Dans son rapport, le juge René Dussault a évoqué cinq scénarios. Outre celui suggérant la rétroactivité jusqu’en 1900, il a également proposé la rétroactivité de 10 à 30 ans, le statu quo et deux autres alternatifs modifiant la loi de 2013. Dans son analyse, il a aussi inclus les victimes de violence à l’enfance et les victimes de violence conjugale.

Un projet de loi

La semaine dernière, le député de Borduas et porte-parole en matière de justice de la Coalition avenir Québec (CAQ), Simon Jolin-Barrette, a déposé le projet de loi no 596 modifiant le Code civil afin de rendre imprescriptibles les recours judiciaires pour les victimes d’agressions à caractère sexuel. Il a aussi déposé une motion, conjointement avec ses collègues Véronique Hivon du Parti québécois, Françoise David de Québec solidaire et Sylvie Roy (indépendante), afin «que l’Assemblée nationale demande au gouvernement de s’engager à abolir les délais de prescription pour les victimes d’agressions sexuelles» et «qu’elle demande d’appeler dans les plus brefs délais le projet de loi no 596».
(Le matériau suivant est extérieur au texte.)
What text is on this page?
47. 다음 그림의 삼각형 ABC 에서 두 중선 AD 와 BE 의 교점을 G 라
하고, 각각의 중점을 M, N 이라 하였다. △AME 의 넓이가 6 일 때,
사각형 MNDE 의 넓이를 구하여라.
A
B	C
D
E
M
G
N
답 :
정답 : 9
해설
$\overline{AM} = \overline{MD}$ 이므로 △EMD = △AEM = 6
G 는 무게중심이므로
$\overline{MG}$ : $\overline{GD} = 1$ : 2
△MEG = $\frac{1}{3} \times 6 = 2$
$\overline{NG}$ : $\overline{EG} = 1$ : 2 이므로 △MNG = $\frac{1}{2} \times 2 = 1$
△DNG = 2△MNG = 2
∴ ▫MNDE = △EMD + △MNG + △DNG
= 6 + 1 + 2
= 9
Selon Me Bellemare, le rapport du juge Dussault vient donc légitimer ce projet de loi. «Il est important d’agir rapidement parce que tous les jours, il y a des témoins, des agresseurs et des victimes qui meurent. Dernièrement, le premier ministre Philippe Couillard a rappelé le mandat de la ministre Vallée qui est de continuer à favoriser l’accès aux tribunaux. Je vois mal comment on peut trouver un meilleur exemple ici», a-t-il observé.

Au moment d’écrire ces lignes, TC Media Nouvelles était encore en attente d’un retour d’appel du bureau de la ministre Vallée. Le rapport intitulé «La rétroactivité de la réforme de la prescription des recours civils effectuée en 2013 : critères de choix et orientations possibles» est disponible en ligne au www.justice.gouv.qc.ca.